Doyen, Alain, Udenigwe, Chibuike C., Mitchell, Patricia L., Marette, André, Aluko, Rotimi E., Bazinet, Laurent
Food chemistry 2014 v.145 pp. 66-76
amino acid composition, linseed, mass spectrometry, molecular weight, oral administration, peptides, potassium chloride, protein hydrolysates, systolic blood pressure, ultrafiltration
Flaxseed protein hydrolysate has been fractionated by electrodialysis with two ultrafiltration membranes (20 and 50kDa) stacked in the system for the recovery of two specific cationic peptide fractions (KCl-F1 and KCl-F2). After 360min of treatment, peptide migration increased as a function of time in KCl compartments. Moreover, the use of two different ultrafiltration membrane allowed concentration of the 300–400 and 400–500Da molecular weight range peptides in the KCl-F1 and KCl-F2 fractions, respectively, compared to the initial hydrolysate.

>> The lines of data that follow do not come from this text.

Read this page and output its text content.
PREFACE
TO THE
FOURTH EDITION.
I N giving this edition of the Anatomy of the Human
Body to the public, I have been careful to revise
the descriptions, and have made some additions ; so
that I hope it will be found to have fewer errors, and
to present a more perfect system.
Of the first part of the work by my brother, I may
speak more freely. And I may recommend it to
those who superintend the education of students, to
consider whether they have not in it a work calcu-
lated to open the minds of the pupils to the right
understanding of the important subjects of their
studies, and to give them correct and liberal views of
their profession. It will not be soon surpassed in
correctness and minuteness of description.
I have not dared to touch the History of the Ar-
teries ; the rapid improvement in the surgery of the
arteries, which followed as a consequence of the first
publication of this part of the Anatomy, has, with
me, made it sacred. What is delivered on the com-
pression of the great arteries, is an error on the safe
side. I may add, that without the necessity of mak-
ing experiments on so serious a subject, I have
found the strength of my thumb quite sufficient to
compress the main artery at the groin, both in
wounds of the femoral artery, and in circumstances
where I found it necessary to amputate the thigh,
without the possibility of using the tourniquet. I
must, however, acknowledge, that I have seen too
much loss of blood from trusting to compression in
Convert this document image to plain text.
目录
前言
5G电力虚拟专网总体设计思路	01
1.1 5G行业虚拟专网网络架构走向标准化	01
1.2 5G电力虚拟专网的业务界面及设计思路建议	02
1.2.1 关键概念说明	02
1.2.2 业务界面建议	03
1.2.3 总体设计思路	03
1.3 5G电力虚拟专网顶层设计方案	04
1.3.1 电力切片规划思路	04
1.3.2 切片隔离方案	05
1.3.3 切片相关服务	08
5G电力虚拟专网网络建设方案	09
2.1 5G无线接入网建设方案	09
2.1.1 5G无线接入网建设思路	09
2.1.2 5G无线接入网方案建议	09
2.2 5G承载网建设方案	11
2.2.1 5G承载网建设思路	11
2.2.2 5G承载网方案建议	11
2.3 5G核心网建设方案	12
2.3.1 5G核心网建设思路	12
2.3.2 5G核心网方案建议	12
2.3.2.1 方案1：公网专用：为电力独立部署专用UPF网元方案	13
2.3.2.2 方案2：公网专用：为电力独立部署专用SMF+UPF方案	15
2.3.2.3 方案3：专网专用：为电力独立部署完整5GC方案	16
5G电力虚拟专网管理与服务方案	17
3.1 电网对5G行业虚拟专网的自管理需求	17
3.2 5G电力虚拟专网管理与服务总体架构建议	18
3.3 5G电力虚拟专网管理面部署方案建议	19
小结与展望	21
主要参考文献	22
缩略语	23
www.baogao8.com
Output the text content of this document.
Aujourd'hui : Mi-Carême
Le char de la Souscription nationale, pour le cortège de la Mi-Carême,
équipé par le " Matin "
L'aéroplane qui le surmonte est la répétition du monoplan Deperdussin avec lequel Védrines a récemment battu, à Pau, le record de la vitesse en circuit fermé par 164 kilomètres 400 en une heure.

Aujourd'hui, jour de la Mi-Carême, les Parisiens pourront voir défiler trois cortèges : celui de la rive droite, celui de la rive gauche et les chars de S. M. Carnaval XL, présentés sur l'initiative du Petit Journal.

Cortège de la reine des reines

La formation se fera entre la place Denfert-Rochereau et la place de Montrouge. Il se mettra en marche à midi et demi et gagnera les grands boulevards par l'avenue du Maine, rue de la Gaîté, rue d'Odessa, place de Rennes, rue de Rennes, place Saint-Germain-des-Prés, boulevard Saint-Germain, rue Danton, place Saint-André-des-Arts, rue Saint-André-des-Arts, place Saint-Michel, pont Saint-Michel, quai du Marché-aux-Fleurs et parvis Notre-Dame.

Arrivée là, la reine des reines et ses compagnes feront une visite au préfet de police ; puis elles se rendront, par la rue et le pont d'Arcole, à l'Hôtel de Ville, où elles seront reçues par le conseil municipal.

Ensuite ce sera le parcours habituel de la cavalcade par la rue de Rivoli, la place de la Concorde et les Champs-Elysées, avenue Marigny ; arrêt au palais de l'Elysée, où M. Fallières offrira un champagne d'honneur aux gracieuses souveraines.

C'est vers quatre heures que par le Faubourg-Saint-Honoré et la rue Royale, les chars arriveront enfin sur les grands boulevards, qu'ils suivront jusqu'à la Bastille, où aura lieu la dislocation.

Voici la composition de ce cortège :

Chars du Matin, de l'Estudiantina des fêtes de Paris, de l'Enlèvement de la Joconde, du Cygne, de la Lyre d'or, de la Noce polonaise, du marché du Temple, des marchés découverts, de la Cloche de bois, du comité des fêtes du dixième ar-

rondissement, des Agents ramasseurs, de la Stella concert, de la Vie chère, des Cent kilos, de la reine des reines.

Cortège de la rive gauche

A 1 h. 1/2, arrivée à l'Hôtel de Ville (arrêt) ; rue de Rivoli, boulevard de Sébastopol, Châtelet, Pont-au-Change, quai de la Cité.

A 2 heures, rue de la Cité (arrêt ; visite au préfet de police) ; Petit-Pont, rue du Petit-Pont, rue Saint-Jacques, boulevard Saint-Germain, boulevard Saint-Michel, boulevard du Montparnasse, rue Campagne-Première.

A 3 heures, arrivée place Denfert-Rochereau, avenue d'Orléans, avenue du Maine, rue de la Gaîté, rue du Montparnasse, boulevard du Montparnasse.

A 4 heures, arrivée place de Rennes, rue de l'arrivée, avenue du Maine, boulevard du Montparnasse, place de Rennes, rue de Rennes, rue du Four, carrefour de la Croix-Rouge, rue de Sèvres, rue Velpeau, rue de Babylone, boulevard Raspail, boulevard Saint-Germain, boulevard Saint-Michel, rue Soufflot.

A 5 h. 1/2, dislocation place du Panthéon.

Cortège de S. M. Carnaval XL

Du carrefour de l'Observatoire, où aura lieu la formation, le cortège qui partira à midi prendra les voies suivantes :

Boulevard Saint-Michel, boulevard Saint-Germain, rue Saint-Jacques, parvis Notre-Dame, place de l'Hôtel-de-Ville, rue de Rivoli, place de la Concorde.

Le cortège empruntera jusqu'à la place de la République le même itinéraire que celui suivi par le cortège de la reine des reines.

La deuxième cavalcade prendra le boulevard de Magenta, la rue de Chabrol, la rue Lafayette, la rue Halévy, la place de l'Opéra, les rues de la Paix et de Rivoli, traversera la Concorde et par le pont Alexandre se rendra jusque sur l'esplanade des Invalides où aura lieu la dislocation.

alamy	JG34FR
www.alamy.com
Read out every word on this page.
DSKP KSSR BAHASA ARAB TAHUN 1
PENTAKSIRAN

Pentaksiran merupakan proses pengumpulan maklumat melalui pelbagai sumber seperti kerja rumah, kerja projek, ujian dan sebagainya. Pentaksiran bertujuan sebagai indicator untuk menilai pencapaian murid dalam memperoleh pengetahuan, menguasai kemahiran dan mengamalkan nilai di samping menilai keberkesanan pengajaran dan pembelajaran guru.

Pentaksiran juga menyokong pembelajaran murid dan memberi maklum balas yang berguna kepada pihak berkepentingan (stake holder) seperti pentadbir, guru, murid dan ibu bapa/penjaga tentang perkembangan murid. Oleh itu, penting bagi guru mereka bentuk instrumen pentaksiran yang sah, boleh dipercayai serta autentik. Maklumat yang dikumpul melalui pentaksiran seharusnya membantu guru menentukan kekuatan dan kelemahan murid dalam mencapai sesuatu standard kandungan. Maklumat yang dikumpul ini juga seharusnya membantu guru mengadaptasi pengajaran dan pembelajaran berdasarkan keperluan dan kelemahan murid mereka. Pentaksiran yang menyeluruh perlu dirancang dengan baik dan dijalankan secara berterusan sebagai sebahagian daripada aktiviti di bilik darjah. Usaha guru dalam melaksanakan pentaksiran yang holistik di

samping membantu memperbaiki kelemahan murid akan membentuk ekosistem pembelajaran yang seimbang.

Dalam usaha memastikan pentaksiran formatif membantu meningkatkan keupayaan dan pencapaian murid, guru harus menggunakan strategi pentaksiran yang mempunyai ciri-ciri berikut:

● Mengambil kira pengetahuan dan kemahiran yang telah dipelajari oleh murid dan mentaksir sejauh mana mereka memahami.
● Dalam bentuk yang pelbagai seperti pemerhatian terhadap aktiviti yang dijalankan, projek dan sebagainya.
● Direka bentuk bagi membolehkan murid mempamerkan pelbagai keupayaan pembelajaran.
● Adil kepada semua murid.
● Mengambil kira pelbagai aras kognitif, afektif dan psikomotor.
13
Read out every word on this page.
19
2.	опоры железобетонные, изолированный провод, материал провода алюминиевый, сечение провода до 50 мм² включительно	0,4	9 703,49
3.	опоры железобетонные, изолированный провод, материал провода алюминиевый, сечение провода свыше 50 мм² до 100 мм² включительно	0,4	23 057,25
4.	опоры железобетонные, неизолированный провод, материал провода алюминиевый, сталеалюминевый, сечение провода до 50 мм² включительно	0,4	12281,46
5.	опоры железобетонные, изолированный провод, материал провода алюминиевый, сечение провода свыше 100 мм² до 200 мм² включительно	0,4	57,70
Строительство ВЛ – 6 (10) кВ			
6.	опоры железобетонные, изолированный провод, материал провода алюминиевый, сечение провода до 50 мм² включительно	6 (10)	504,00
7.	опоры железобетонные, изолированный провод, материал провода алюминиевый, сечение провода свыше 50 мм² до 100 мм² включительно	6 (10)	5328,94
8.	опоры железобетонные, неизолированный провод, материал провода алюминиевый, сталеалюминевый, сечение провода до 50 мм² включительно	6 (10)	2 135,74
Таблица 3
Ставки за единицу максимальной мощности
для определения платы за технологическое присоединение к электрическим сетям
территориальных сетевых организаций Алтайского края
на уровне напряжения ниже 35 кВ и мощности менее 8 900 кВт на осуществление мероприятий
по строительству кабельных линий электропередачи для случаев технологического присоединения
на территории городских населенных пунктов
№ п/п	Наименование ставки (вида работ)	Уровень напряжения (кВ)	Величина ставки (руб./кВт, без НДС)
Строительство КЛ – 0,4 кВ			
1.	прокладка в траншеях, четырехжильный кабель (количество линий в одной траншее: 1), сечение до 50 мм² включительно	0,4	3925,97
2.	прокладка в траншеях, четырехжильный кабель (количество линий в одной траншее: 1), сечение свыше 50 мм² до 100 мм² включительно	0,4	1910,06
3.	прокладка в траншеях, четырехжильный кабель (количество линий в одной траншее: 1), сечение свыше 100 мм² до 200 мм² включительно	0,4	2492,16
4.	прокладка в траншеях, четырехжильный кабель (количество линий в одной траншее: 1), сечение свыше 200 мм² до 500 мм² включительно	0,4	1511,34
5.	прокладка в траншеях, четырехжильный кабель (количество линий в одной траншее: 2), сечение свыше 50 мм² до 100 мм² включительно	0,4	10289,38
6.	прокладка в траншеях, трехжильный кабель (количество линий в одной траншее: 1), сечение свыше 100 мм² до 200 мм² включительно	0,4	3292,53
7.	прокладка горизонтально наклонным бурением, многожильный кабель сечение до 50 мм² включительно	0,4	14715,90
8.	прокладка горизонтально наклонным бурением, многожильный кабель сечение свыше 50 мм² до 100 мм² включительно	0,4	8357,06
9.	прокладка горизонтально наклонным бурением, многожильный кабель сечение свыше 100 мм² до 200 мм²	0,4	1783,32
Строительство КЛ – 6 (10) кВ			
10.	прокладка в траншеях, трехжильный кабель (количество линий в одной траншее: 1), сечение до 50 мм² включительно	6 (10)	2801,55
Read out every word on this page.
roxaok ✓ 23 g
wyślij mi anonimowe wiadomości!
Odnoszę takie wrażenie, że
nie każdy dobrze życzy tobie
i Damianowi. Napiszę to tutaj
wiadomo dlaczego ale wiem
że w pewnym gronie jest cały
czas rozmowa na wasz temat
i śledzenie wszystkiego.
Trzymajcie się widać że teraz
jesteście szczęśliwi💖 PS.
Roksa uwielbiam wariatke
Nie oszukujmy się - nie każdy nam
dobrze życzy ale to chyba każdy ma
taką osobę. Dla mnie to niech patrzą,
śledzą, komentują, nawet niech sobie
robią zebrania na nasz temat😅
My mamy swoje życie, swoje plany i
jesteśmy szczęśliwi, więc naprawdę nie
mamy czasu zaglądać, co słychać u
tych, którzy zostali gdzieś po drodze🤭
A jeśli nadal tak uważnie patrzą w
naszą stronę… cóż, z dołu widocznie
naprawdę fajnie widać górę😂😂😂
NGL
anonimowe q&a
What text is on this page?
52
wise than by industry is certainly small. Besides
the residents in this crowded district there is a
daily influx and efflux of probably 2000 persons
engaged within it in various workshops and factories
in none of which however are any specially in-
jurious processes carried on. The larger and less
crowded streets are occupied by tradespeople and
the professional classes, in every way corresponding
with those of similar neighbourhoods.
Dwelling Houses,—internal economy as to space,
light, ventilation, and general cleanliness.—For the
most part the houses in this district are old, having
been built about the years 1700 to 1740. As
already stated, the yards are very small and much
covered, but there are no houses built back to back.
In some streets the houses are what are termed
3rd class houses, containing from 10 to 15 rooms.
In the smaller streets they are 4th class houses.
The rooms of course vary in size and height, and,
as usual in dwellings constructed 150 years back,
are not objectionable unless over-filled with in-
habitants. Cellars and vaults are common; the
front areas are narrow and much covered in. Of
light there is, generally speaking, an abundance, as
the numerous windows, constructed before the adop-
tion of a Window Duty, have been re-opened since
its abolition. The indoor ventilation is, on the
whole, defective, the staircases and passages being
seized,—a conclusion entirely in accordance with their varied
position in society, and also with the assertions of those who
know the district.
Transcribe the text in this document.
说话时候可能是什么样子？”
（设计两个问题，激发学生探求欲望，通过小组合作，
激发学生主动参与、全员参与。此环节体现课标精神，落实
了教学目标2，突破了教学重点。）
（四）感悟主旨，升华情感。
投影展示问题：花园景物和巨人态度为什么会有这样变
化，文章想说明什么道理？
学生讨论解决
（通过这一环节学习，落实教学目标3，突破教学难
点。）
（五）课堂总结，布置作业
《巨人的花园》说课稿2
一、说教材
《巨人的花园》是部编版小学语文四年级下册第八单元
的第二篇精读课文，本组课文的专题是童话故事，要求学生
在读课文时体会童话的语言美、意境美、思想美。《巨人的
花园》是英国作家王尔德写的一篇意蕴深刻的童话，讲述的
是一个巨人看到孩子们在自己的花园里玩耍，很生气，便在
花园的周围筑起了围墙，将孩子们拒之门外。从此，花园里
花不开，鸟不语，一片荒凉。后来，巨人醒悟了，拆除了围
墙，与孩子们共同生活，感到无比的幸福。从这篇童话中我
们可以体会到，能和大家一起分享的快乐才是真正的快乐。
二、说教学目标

After mass spectrometry analysis, higher amounts of low molecular weight peptides were recovered in the KCl-F2 compartment while relatively higher molecular weight peptides were more detected in the KCl-F1 compartment. Amino acid analysis showed that His, Lys and Arg were especially concentrated in the KCl compartments. Finally, glucose-transport assay demonstrated that the KCl-F2 fraction increased glucose uptake while oral administration of KCl-F1 and final FPH decreased systolic blood pressure.